Governor of Katanga
- In office May 1997 – January 1998

Minister of the Interior
- In office 4 January 1998 – 4 April 2001
- Preceded by: Jeannot Mwenze Kongolo
- Succeeded by: Myra Ndjoku Manianga

Personal details
- Born: 3 October 1942 Ankoro, Katanga Province, Belgian Congo
- Died: 21 July 2009 (aged 66) Brussels, Belgium
- Occupation: journalist, politician

= Gaëtan Kakudji =

Congolese journalist, activist and politician

Gaetan Kakudji (3 October 1942 – 21 July 2009) was a Congolese journalist, activist and politician.

==Early years==

Gaetan Kakudji was born in Ankoro, Katanga Province on 3 October 1942.
He studied at the University of Louvain, where he obtained a degree in political, economic and social sciences.
He worked as a journalist for the Brussels newspaper La Cité, and then for Radio-Television Belgium.
He was a first cousin of Laurent-Désiré Kabila.

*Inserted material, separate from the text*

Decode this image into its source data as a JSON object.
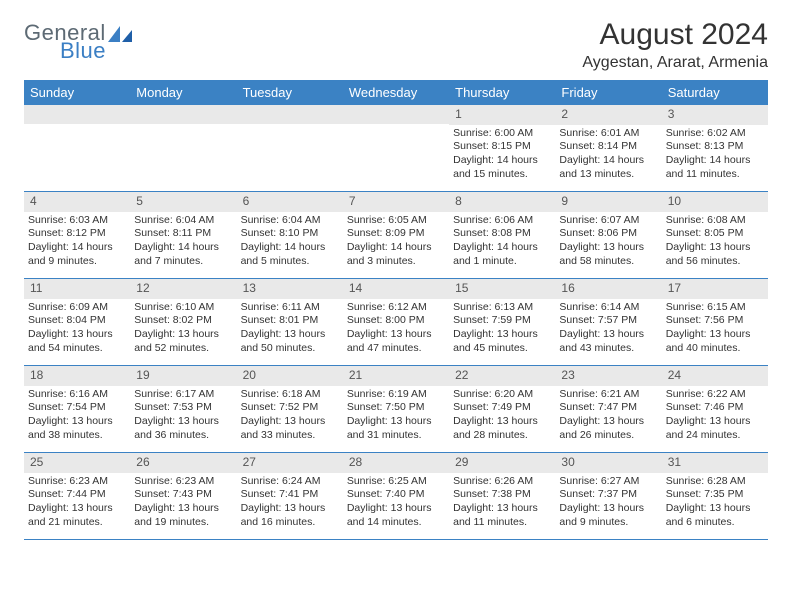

Through the 1970s and 1980s Laurent Désiré Kabila and a few companions lived in remote parts of the Congo outside the control of the government of Mobutu Sese Seko.
Their PRP (parti de la révolution populaire) tried to implement Maoist ideas in areas they controlled.
During this period Gaëtan Kakudji lived in Liège and represented the PRP in Belgium.
He arranged contacts when the guerillas made secretive visits to Europe, including meetings with Pierre Galand and Anne-Marie Lizin when Kabila testified to the Russell Tribunal on the Congo at meetings in Rotterdam in 1982.

==Political career==

Kakudji was appointed Deputy Secretary General and member of the Central Committee in charge of foreign policy and international relations of the PRP.
He was appointed first Deputy Secretary General of the Alliance of Democratic Forces for the Liberation of Congo (AFDL).
In 1996 Kakudji was living in Schaerbeek when he announced the formation of the AFDL, which was helped by Rwanda and Uganda in driving out Mobutu in May 1997.
When Laurent-Désiré Kabila came to power, Kakudji was appointed governor of Katanga province.

During a cabinet reshuffle on 4 January 1998 Kakudji replaced Jeannot Mwenze Kongolo as Minister of the Interior (Internal Affairs).
In August 1998 there were clashes with rebels near Kinshasa.
Kabila was away from the city but Gaetan Kakudji, the Interior minister, was confident the last small pockets of rebels would soon be eliminated.

After Kabila was assassinated on 16 January 2001, Kakudji was a member of the emergency committee that decided to appoint his son Joseph Kabila to succeed him.
He remained Minister of the Interior until 4 April 2001, when he was replaced by Myra Ndjoku Manianga.
After leaving the government Kakudji remained influential behind the scenes.
He was vice president of the Senate office in the October 2003 transition, and was elected a senator in 2006.

Gaetan Kakudji died in Saint Luc Hospital, Brussels on 21 July 2009 after being hospitalized for a week.